Nobres Doutores e Doutoras, será que uma autoridade pública estará cometendo o crime de “violência institucional” se no decorrer das investigações ela solicitar que a ofendida ou a testemunha possa novamente esclarecer algo de algum fato que gerou uma dúvida ou uma divergência? Ou se caso uma autoridade pública com base no CPP solicitar novamente a presença dos acareados para fazer novas perguntas, essa autoridade atingirá os verbos – núcleos do artigo 15-A da Lei do Abuso de Autoridade “procedimentos desnecessários” ou “repetitivos ou invasivos” ou que a “leve a reviver sem estrita necessidade”?
Sabemos, novamente o quanto é tormentoso uma investigação criminal, no entanto sabemos também que uma investigação malfeita gera injustiças e esse novo dispositivo previsto no artigo 15-A da Lei do Abuso de Autoridade, ao meu humilde sentir limitará a atuação das autoridades públicas nas investigações criminais, já que os termos em questão: procedimentos desnecessários, repetitivos ou invasivos ou sem estrita necessidade acabam que limitando e dando uma certa insegurança as autoridades policiais e judiciais seja na investigação criminal, seja no decorrer do processo.
Adotando todo o acato e a educação e acima de tudo respeitando as opiniões, mas a Lei da “violência institucional” possui fortes resquícios do que a criminologia chama de “direito penal simbólico” que num conceito de fácil compreensão nada mais é do que utilizar o direito penal como instrumento demagógico por meio de certas leis que acontecem após um determinado fato que culminou numa comoção generalizada e com a ajuda de certos meios midiáticos do tipo imprensa e redes sociais a novel lei apareceu no ordenamento jurídico, sendo que tal previsão já tem no ordenamento jurídico pátrio.

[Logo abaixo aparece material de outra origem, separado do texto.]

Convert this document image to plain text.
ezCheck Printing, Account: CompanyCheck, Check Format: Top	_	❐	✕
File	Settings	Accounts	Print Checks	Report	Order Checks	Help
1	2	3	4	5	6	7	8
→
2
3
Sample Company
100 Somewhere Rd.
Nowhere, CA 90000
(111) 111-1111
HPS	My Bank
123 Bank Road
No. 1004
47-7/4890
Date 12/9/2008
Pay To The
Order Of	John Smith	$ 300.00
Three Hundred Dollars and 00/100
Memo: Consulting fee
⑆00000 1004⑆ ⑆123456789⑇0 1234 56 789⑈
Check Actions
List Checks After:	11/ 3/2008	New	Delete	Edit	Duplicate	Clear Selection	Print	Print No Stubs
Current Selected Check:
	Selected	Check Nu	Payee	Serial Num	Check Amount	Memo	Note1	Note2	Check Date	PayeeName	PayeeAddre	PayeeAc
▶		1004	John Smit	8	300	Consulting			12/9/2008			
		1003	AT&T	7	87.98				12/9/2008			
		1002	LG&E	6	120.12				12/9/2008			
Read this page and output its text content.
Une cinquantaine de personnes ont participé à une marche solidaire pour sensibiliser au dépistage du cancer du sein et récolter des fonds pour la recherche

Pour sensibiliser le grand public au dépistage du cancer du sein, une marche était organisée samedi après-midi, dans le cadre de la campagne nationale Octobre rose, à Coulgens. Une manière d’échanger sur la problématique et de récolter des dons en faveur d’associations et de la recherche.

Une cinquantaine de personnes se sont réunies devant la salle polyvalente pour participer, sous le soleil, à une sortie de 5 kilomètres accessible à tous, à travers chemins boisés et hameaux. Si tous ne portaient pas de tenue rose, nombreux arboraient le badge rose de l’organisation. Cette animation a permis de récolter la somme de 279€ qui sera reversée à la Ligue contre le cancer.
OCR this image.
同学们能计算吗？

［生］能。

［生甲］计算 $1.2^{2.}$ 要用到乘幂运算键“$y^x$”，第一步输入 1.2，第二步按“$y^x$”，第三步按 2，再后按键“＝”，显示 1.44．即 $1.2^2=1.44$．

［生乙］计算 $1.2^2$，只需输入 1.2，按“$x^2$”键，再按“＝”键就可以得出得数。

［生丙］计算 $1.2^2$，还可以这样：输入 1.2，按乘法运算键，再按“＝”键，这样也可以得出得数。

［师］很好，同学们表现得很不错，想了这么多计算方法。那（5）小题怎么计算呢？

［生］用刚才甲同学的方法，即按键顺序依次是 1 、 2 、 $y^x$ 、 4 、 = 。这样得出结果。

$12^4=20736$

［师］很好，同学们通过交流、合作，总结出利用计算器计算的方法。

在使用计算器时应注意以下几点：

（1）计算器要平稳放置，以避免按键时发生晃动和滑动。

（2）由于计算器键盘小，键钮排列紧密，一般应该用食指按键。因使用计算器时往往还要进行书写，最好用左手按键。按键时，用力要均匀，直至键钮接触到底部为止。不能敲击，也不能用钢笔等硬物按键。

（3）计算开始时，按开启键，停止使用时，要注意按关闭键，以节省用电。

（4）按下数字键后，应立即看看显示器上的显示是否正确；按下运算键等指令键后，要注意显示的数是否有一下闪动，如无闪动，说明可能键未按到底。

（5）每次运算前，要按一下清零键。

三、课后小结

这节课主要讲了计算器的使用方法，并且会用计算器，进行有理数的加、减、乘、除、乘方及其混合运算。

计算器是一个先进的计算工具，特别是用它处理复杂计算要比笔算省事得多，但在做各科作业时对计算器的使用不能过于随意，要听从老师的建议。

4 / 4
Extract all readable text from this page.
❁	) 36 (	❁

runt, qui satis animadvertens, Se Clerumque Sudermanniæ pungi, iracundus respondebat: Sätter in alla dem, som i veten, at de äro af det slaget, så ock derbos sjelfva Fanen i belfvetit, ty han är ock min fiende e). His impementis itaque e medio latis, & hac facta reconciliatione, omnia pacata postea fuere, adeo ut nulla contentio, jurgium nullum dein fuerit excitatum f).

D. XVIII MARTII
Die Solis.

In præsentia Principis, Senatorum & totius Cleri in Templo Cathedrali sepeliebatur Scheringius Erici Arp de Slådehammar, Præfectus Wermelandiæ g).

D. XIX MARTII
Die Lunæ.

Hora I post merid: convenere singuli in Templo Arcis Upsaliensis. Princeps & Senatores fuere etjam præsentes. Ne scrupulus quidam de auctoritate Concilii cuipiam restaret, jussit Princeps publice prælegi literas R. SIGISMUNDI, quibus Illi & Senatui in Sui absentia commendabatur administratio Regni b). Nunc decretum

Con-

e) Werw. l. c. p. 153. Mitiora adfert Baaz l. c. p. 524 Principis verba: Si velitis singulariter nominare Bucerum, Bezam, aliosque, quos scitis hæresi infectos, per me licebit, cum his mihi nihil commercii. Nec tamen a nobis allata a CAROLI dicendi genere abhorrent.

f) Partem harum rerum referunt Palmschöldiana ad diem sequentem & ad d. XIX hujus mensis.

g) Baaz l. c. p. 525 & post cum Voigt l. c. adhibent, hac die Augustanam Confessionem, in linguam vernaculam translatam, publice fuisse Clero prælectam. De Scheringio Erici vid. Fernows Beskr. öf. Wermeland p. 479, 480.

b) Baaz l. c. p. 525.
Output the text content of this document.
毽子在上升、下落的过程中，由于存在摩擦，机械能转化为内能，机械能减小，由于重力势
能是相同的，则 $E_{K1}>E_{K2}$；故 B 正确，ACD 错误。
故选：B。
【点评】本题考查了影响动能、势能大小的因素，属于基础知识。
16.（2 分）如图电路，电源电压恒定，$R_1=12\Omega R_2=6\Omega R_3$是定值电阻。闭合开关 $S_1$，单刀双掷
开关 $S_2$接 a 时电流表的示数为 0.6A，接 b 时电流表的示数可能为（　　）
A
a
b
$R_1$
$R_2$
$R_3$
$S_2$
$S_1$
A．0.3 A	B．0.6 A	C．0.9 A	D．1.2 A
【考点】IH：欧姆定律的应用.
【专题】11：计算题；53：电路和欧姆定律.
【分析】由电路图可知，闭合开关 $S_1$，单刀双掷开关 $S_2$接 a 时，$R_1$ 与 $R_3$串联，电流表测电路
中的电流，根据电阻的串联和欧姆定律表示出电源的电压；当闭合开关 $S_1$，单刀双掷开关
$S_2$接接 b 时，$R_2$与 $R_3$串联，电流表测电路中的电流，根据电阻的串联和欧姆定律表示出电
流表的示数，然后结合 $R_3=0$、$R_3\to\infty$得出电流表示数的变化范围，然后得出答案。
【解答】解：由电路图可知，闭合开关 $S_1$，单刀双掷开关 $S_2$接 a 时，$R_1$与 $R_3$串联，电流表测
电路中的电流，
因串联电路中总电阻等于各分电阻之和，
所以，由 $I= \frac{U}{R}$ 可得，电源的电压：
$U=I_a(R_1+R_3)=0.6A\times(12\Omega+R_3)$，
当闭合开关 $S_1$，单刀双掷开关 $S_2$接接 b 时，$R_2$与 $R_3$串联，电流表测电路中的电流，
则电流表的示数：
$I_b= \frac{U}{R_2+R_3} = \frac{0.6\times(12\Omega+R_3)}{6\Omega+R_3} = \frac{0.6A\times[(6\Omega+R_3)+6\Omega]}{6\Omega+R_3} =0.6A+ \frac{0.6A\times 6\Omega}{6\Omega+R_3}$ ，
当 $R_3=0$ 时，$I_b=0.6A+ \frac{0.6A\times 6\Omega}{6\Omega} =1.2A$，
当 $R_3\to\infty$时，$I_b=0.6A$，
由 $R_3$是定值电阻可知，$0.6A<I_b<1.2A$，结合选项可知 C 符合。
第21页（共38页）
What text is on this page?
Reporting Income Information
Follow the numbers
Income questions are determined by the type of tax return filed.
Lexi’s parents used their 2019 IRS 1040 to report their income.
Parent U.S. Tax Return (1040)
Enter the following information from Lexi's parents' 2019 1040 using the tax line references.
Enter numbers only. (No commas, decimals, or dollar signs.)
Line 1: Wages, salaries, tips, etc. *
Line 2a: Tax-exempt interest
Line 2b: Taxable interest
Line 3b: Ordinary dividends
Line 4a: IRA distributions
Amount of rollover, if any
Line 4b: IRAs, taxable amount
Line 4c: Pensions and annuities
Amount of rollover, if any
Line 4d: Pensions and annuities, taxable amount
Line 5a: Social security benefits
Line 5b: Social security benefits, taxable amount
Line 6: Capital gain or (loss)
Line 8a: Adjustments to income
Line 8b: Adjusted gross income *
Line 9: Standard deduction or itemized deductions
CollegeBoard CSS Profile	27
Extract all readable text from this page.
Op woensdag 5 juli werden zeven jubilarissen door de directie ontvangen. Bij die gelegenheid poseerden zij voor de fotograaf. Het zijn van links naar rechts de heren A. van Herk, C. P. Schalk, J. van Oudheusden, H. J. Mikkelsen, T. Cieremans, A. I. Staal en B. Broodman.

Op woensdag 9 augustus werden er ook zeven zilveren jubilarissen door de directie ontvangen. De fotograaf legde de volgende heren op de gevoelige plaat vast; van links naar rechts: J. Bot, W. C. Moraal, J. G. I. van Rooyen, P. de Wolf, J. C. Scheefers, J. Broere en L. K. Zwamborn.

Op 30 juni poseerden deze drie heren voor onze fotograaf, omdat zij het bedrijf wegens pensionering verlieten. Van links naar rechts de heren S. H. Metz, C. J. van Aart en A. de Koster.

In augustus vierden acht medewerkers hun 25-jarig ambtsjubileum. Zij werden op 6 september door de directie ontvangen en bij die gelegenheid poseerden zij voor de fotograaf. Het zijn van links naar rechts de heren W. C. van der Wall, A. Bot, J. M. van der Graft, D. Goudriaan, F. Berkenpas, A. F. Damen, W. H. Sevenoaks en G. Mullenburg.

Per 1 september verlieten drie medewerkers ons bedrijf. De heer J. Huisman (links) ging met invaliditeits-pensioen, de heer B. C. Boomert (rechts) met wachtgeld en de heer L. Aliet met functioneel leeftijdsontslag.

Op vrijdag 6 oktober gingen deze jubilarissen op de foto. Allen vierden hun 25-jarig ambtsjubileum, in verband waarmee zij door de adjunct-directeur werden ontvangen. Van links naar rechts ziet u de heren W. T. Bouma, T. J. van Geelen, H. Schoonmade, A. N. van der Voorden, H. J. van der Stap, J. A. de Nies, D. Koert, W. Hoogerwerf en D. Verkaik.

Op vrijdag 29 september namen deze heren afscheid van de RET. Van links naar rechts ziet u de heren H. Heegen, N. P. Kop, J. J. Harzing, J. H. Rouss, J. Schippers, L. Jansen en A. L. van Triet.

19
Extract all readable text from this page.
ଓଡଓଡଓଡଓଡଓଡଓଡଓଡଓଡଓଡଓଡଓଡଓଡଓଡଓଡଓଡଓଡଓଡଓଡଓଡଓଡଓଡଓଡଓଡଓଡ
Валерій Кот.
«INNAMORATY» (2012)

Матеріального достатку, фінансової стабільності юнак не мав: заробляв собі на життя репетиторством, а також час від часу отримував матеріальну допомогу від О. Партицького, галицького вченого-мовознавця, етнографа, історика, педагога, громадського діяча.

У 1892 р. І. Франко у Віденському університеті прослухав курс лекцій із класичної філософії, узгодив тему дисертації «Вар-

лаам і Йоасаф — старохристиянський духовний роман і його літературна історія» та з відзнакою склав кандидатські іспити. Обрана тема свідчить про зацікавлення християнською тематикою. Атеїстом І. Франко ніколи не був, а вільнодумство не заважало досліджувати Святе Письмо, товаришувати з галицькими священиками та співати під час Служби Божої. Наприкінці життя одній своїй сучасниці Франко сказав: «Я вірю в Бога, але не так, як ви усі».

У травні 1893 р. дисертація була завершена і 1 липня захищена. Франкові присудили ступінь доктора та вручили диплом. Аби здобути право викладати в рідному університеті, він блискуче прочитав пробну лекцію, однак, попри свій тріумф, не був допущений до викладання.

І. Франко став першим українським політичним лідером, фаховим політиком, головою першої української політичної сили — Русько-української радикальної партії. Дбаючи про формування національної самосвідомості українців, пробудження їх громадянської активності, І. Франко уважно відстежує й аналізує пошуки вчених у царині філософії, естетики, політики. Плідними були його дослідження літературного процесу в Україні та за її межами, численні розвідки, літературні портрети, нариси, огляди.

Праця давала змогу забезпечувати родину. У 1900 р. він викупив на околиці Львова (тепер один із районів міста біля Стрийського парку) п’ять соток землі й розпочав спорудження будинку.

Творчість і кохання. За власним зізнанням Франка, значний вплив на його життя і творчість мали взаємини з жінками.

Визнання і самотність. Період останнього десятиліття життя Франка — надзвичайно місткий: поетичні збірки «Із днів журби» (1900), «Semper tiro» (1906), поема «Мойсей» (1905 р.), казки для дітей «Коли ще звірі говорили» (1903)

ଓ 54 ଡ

Por fim, reiteramos que a breve e sucinta exposição tem um condão de não criticar a referida lei, e sim olhar que os conceitos abertos que a lei traz poderá ter por parte do poder judiciário uma certa dificuldade na hora de implementá-la e sempre advogando para que vítimas de crimes violentos tenham uma proteção ainda maior e principalmente melhor.